Dusted off the sewing machine to make some drawstring bags for our nieces for Easter, sewing bags for our older children as well but won’t be posting them here as they read my blog lol.
I did quite a bit of sewing at Christmas but none since, life happened, also at Christmas I wanted to make some of these to replace the Christmas ones we lost in the flood, didnt happen either. They are a great alternative to wrapping paper and gift bags, awesome to wrap those odd shaped gifts, and the recipient can reuse it as a gift bag or for another use.
We use these for gift giving, storage through the house and when traveling.

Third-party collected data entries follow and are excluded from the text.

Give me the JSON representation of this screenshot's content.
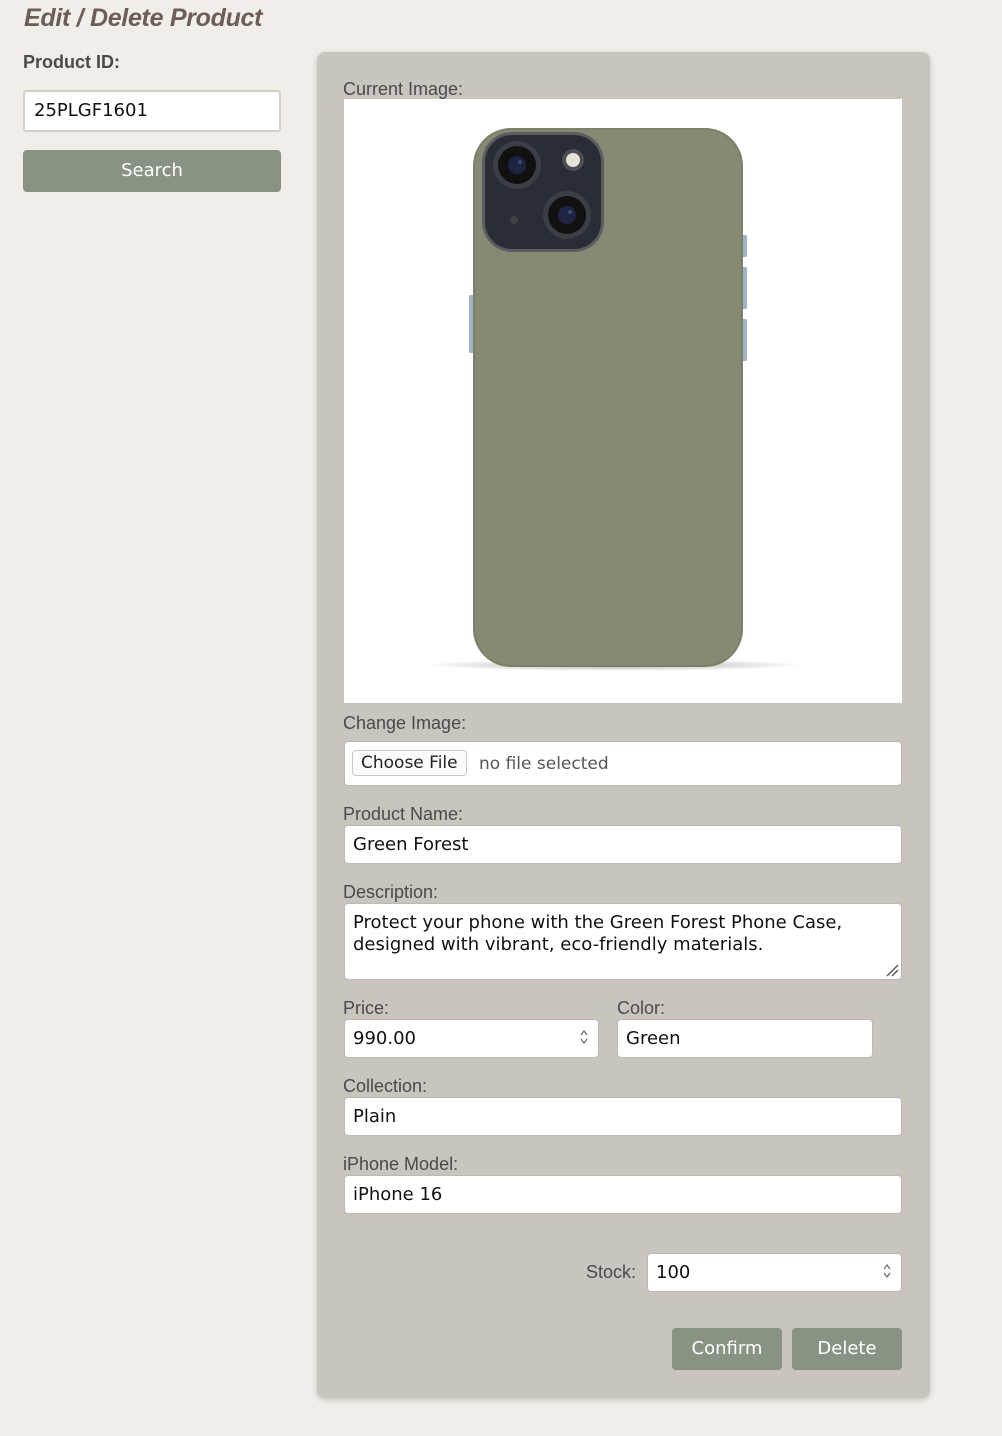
{
  "page": {
    "title": "Edit / Delete Product"
  },
  "search": {
    "label": "Product ID:",
    "value": "25PLGF1601",
    "button_label": "Search"
  },
  "form": {
    "current_image_label": "Current Image:",
    "product_image": {
      "depicts": "green phone case",
      "case_color": "#878a72"
    },
    "change_image_label": "Change Image:",
    "choose_file_label": "Choose File",
    "file_status": "no file selected",
    "name_label": "Product Name:",
    "name_value": "Green Forest",
    "description_label": "Description:",
    "description_line1": "Protect your phone with the Green Forest Phone Case,",
    "description_line2": "designed with vibrant, eco-friendly materials.",
    "price_label": "Price:",
    "price_value": "990.00",
    "color_label": "Color:",
    "color_value": "Green",
    "collection_label": "Collection:",
    "collection_value": "Plain",
    "model_label": "iPhone Model:",
    "model_value": "iPhone 16",
    "stock_label": "Stock:",
    "stock_value": "100",
    "confirm_label": "Confirm",
    "delete_label": "Delete"
  },
  "colors": {
    "background": "#f1ede9",
    "panel": "#c9c4bd",
    "button": "#889384",
    "title": "#6b5d58"
  }
}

We even have one I made from some tie dye fabric my son and I did to resemble a rocket popsicle, it holds loose change in the summer for the Ice Cream Truck, grab and go, I don’t know about the rest of the country or world but in our town if you hear his music you grab and run or you will miss him lol.
To start you need to cut 2 pieces for the outside and 2 for the inside. I don’t use a pattern for these I just fold my outside fabric I have chosen in half and eyeball the cuts then I lay those pieces on top of my inside fabric and cut around it.
These are roughly 11 inches wide and 14 high rectangles, you could use a regular 8.5 x 11 piece of paper as a template if you feel more comfortable and they still make good sized bags.
If they have wrinkles or folds in them you will want to iron your pieces flat.
Next you want to lay your outside fabric onto of the inside fabric good sides facing each other, sew along the top of each pair of fabric and trim.
I like to iron my seams open at this point on the inside and outside, its not the end of the world if you don’t.
Now you want to place one of your sewn sides ontop of the other, outside pieces facing one another and same with the inside pieces, take care to line up the top seams as best as you can.
If the bottoms of the fabrics don’t line up its ok just trim them up flush.
Now before you sew your bag there is one step you need to do to create the drawstring hole.
On the outside fabric at the top you want to measure over 1 inch from the sewn line ( for bigger bags increase this )
From that mark you want to measure over 1.25 inches more ( again increasing for bigger sized bags)
Your second space you created is were you will skip sewing when you are going around, I marked it with an x in the photo, you can place a pin in it sideways to remind you as you sew around.
You need to mark like this on both sides of your outside fabric.
Also when sewing around you want to leave a big enough gap at the bottom of your liner fabric to turn your bag inside right.
Before you turn your bag cut the corners off ( all 4 side) then simply feed your bag through the opening. I use an old drum stick to push out my corners but a long dowel or even a pencil or knitting needle works.
Once your bag is inside right you want to pin along the top so that your inside is not peeking up and over.
Now you will need to sew around to create a casing for your ribbon, I hope I explain it well, its not hard really.
You want to feed the bag onto your sewing machine ( you may need to slide of your machines storage) and place the needle above the top of the casing hole you created by not sewing across.
Then use tape to create a sewing guide for the top of the bag, simply sew around keeping the top of your bag next to the tape.
ALSO NOTE YOU WANT YOUR THREAD TO BE THE COLOUR OF YOUR BAG BUT YOUR BOBBIN THE COLOUR OF YOUR INSIDE FABRIC.
Now you will do the same but place your needle to start on top of the casing hole opening at the bottom, adjust your tape over and sew around the same way.
I cut my ribbon 2.5 inches longer then the width of the finished bag side. Each sides width plus 2.5 inches multiplied by 2 ( cut two of these as well)
If the bag is 10 inches wide you want to cut your ribbon 20 inches plus 5 inches for a total of 25. Cut two of them 25 inches long.
I found this jersey type “yarn” at the dollar store and it its great for bags. I am going back and stocking up and will check to see if Michael’s has balls of it too.
Use a safety pin to feed your ribbon through, go through one side then end at the same end, pull the ends together and tie a knot at their end. Now feed the other ribbon from the opposite end.
Most ribbon is polyester and you can quickly use a lighter on the ends to melt them and prevent fraying, this “yarn” I used does not fray and would catch fire if I took heat to it lol, its jersey knit.
Pull both sides of your ribbon and your bag will close. TA DA you made a lined drawstring bag.
Lined bags are great for using up thinner see through vintage fabrics too. Or up cycle some of you unused clothing, these are great in all sizes.
Tiny ones are great for sending back permission slips and money with the kids to school.
This fabric is retro I believe from the 80’s, it screams 80’s Spring/Easter to me! Over 2 yards for $6.
My liner fabric is sometimes thrifted or often solid poly cotton blend goes on sale at the fabric store so I stock up on various colours.